The charity is basing the statements on new calculations of data from a landmark study that was published in great detail in a supplement to the British Journal of Cancer.
“There’s now little doubt that certain lifestyle choices can have a big impact on cancer risk, with research around the world all pointing to the same key risk factors,” commented lead author Max Parkin, MD, a Cancer Research UK statistician and professor of epidemiology at Queen Mary University, London.
“Of course, everyone enjoys some extra treats during the Christmas holidays, so we don’t want to ban mince pies and wine, but it’s a good time to think about taking up some healthy habits for 2015. Leading a healthy lifestyle can’t guarantee someone won’t get cancer, but we can stack the odds in our favor by taking positive steps now that will help decrease our cancer risk in future,” he said in a statement.
Smoking Remains Leading Cause
Smoking remains by far the biggest preventable cause of cancer, accounting for more than 314,000 cases in the United Kingdom in the last 5 years, which is nearly a fifth of all cancers. “So giving up cigarettes would be the best New Year resolution smokers could make,” the charity comments.
However, the charity’s new figures suggest a further 145,000 cases of cancer (nearly half the number caused by smoking) could have been prevented if people had eaten a healthy balanced diet low in red and processed meat and salt and high in vegetables, fruit, and fiber.
Keeping a healthy weight also could have prevented around 88,000 cases of cancer, the charity adds.
Cutting down on alcohol could prevent 12,800 cases per year in the United Kingdom, or around 4% of all new UK cancer cases each year, the charity says.
This is a little more than the cancers caused by excess exposure to sunlight: protecting skin from sun damage could prevent 11,500 cases per year in the United Kingdom, or around 3% of all new UK cancer cases each year.
In addition, the charity estimates that being active could prevent 3400 cancer cases per year in the United Kingdom, which is around 1% of all new UK cancer cases each year.

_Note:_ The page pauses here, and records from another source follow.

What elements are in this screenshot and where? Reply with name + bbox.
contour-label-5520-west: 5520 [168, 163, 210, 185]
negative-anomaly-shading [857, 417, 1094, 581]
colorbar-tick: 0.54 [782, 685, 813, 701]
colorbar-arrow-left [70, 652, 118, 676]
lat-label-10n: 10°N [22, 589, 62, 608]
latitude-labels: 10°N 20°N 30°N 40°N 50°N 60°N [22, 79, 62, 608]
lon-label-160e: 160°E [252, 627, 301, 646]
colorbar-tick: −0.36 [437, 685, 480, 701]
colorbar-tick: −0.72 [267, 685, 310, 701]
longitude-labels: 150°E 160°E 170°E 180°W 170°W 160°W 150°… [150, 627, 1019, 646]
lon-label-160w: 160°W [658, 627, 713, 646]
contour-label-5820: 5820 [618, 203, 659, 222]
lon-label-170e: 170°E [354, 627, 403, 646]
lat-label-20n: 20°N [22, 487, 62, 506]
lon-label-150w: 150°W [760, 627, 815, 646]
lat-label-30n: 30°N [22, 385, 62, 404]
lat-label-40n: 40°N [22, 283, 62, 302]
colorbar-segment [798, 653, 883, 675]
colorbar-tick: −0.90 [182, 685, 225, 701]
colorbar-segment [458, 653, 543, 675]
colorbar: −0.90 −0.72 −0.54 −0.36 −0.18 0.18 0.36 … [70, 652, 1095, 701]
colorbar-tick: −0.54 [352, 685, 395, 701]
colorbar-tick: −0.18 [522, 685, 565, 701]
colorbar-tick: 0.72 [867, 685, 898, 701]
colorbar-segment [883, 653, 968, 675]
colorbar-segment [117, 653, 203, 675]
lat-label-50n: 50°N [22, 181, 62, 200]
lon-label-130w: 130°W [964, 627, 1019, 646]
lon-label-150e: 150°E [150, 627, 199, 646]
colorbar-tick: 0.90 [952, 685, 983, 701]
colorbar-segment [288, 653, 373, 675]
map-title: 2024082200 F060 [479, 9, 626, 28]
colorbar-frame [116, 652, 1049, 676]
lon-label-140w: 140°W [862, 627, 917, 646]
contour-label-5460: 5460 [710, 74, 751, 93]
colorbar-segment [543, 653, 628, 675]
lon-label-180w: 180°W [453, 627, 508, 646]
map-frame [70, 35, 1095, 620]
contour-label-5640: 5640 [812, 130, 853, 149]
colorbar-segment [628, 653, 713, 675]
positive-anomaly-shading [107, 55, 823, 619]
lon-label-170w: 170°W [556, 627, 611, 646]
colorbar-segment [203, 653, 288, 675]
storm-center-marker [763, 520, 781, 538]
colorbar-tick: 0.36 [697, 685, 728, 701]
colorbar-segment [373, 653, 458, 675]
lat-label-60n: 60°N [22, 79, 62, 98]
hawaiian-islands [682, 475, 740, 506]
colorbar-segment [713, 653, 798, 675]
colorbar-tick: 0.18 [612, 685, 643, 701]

Linda Bauld, PhD, professor of health policy at Stirling University in Scotland, who also holds a chair in Behavioral Research for Cancer Prevention that involves a part-time secondment to Cancer Research UK to lead its cancer prevention initiative, commented in a statement: “There are more than 200 types of cancer each caused by a complex set of factors — involving both our genes and our lifestyles. There are proven ways to minimise our risk of cancer — like giving up smoking, being more active, drinking less alcohol and maintaining a healthy weight. We must make sure the public and the policy-makers know the evidence behind the benefits of these lifestyle changes is solid.”
Dryathlon for January
To encourage the nation to drink less, Cancer Research UK is running a “Dryathlon” in January, during which individuals are encouraged to give up drinking alcohol for the month and to donate the money they would have spent on drinks to cancer research. The campaign is being promoted on advertisements screened on television, as well as in the lay press.
The National Health Service has an annual campaign every October, which it calls Stop-tober, in which it encourages individuals to stop smoking and provides information on help with quitting, including stop-smoking products and apps. The challenge is to stop smoking for October, but the campaign notes: “Stop smoking for 28 days and you’re five times more likely to stop for good.”